Peng Ah-Hee, bien qu’elle en ait été blessée, ne lui en avait pas vraiment voulu, en partie parce qu’elle savait qu’il l’avait dit sous le coup de la colère, et en partie parce qu’elle lui avait répondu tout aussi méchamment.
Quoi qu’il en soit, à cause des paroles de Gu Yangcheon, le clan Gu dut s’excuser auprès du clan Peng, et les fiançailles furent rompues.
Sa surprise était donc compréhensible, en voyant à quel point Gu Yangcheon semblait avoir changé en quelques années.
« Son regard avait changé. »
Est-ce qu’il a mûri ? Ou peut-être qu’il passait juste une bonne journée… ?
Oui, c’est ça.

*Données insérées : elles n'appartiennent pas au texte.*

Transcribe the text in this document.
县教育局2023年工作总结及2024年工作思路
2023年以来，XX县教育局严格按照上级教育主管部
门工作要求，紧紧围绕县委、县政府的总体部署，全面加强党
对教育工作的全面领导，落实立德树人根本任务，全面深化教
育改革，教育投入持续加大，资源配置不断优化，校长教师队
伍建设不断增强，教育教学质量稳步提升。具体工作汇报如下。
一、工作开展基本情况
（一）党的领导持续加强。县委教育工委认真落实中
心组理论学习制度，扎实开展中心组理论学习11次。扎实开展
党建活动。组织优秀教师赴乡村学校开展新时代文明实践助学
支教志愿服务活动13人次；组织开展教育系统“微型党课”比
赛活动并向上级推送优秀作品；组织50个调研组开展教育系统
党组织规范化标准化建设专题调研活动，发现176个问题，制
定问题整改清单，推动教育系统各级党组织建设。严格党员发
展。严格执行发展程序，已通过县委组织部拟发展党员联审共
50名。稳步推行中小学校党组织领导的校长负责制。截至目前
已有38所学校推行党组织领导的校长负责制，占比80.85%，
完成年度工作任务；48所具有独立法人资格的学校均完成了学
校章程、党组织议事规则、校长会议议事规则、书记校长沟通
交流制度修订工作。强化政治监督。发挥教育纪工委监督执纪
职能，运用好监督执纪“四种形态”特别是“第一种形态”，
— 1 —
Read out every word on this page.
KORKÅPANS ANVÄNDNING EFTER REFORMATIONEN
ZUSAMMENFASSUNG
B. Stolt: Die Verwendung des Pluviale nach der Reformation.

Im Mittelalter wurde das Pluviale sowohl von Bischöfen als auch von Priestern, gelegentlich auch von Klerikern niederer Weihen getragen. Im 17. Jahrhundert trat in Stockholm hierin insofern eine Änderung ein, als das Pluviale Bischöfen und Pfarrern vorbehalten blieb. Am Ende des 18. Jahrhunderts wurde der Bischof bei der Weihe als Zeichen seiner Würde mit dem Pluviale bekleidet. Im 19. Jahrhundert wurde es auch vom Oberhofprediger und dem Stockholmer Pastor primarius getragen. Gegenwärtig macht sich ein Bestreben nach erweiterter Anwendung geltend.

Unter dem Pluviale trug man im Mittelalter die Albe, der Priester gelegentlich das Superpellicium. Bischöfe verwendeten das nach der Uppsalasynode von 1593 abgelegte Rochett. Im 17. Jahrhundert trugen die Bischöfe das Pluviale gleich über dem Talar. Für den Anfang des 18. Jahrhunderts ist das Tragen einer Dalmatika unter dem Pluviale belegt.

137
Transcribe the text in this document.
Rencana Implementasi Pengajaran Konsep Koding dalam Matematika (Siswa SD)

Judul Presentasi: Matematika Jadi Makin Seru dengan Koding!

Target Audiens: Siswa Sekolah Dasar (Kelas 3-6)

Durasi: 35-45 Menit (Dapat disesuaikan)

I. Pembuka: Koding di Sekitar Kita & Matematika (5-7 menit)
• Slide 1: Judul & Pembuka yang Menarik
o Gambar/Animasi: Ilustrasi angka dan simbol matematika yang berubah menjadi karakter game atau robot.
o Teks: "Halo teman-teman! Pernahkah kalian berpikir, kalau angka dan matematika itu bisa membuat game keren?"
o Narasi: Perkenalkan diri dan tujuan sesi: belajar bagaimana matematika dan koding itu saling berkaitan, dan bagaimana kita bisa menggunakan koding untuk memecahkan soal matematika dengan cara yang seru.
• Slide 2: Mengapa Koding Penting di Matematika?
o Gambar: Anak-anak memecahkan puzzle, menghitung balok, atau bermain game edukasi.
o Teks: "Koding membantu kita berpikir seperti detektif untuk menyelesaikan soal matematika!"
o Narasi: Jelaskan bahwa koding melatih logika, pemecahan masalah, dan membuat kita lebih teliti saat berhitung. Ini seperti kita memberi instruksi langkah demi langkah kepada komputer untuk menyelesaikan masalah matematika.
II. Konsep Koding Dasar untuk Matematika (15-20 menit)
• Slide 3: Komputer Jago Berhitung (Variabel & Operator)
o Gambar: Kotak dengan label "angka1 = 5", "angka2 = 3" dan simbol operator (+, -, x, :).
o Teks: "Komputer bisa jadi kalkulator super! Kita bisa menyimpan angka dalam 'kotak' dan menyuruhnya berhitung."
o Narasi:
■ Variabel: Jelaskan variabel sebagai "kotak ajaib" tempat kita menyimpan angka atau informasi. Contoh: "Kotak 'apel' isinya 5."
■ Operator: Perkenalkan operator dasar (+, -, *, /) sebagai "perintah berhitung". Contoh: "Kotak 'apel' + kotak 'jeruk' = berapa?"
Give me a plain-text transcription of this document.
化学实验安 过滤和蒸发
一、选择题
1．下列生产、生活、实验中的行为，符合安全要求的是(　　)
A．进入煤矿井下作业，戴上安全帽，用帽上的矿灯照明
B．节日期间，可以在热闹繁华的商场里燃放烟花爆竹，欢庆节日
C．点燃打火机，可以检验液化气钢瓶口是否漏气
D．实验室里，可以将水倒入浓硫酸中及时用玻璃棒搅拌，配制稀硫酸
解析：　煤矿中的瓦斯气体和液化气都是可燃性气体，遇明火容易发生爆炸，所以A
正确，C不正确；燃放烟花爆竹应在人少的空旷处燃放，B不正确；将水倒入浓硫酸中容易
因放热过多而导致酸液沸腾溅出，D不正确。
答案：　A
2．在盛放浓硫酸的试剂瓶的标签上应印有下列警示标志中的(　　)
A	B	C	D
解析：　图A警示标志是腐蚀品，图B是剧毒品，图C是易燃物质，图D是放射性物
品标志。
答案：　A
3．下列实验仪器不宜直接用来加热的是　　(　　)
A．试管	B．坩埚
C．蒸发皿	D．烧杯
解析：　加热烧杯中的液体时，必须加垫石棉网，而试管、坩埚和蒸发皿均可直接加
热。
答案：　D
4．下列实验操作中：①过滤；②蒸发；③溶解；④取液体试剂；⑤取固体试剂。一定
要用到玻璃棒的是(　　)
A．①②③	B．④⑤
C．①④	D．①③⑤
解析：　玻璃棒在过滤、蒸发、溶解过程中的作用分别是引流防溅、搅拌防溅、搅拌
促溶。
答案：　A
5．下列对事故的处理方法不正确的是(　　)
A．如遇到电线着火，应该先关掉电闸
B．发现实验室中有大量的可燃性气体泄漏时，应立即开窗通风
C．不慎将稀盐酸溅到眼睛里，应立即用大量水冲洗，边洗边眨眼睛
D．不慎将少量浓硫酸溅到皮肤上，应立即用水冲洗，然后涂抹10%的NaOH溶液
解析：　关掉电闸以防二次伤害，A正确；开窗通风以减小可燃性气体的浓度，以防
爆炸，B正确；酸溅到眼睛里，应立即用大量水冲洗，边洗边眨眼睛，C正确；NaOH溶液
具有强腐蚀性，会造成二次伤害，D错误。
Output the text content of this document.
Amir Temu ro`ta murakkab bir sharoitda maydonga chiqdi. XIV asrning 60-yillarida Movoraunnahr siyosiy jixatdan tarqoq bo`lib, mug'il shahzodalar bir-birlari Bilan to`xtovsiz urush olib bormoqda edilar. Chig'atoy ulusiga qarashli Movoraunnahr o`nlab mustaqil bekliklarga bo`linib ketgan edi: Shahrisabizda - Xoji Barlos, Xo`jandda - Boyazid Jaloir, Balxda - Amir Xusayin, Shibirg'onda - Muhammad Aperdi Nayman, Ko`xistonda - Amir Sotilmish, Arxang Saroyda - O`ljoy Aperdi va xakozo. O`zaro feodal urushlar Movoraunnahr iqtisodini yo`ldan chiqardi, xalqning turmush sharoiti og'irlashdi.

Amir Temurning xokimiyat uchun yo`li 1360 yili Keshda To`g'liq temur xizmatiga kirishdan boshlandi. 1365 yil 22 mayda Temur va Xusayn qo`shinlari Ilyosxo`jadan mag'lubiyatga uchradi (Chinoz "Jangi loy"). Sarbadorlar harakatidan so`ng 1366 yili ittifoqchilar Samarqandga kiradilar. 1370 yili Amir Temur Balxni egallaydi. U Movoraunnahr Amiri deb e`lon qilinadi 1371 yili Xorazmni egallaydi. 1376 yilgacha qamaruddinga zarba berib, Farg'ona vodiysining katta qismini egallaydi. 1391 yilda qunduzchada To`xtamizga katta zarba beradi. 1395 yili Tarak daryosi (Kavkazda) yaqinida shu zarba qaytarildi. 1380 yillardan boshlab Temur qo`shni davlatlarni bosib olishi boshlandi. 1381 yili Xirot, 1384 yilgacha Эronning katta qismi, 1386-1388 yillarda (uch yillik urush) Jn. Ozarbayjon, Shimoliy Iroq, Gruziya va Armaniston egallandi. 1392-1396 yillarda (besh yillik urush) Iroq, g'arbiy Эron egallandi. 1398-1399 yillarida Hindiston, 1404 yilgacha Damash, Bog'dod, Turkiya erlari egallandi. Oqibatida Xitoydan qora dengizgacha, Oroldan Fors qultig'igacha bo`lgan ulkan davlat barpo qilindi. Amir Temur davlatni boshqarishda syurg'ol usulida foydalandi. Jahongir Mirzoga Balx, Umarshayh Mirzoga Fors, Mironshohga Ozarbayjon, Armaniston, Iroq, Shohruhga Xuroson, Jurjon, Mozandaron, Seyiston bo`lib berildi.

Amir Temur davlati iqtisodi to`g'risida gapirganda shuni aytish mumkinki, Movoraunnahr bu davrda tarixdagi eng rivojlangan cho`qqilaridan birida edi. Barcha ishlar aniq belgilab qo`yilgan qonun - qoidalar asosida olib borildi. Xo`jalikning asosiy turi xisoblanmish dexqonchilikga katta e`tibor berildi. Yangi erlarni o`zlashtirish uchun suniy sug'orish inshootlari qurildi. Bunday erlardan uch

Un chien comme lui ne peut pas devenir mature aussi vite.
Peng Ah-Hee voulait y croire, mais elle savait que le Gu Yangcheon qu’elle venait de voir dégageait une impression bien différente de celui dont le comportement avait brisé leurs fiançailles.
« …Je ne sais pas comment le décrire. »
C’était difficile à mettre en mots.
Soupirant, elle mit ses pensées de côté et demanda à son escorte :
« Alors, tu as trouvé quelque chose ? »
« …Rien de concret, ma dame, mais je peux confirmer que le jeune maître est bien ici, à Shanxi. »
« Pff… Cet abruti de frère, pourquoi il a fallu qu’il vienne ici, de tous les endroits possibles. »
Peng Ah-Hee voulait lui demander pourquoi Shanxi, mais elle savait déjà ce qu’il répondrait.
Il dirait un truc au hasard comme : C’est loin mais aussi proche en même temps.
Son talent était indéniable, mais elle n’arrivait pas à comprendre sa personnalité.
Il avait bien le sang des Peng, mais son caractère ne ressemblait à aucun autre membre de la famille.
« …Tellement agaçant. »
« Il va bientôt faire nuit. Rentrons nous reposer, ma dame. »
Peng Ah-Hee soupira encore aux paroles de son escorte, puis regarda dans la direction où Gu Yangcheon avait disparu.
« Une fois que je t’aurai trouvé, je te jure… »
Elle râla avant de quitter les lieux. Quelques secondes plus tard, devant l’échoppe de raviolis…
« Atchoum ! »
Un homme éternua tout en dévorant ses raviolis.
Après s’être essuyé le nez, il regarda autour de lui et murmura :
« Quelqu’un parle dans mon dos ou quoi ? Pourquoi j’ai envie d’éternuer comme ça ? »
Haussant les épaules, il continua tranquillement son repas.
__________
L’aube annonça le deuxième jour de la cérémonie des Neuf Dragons. Je ne l’aimais toujours pas, mais le temps, ça ne se contrôle pas.
Les artistes martiaux du clan Gu allaient participer à la Compétition des Neuf Dragons, qui commençait tôt le matin.
D’autres artistes martiaux pouvaient également y participer, à condition de présenter leurs certificats.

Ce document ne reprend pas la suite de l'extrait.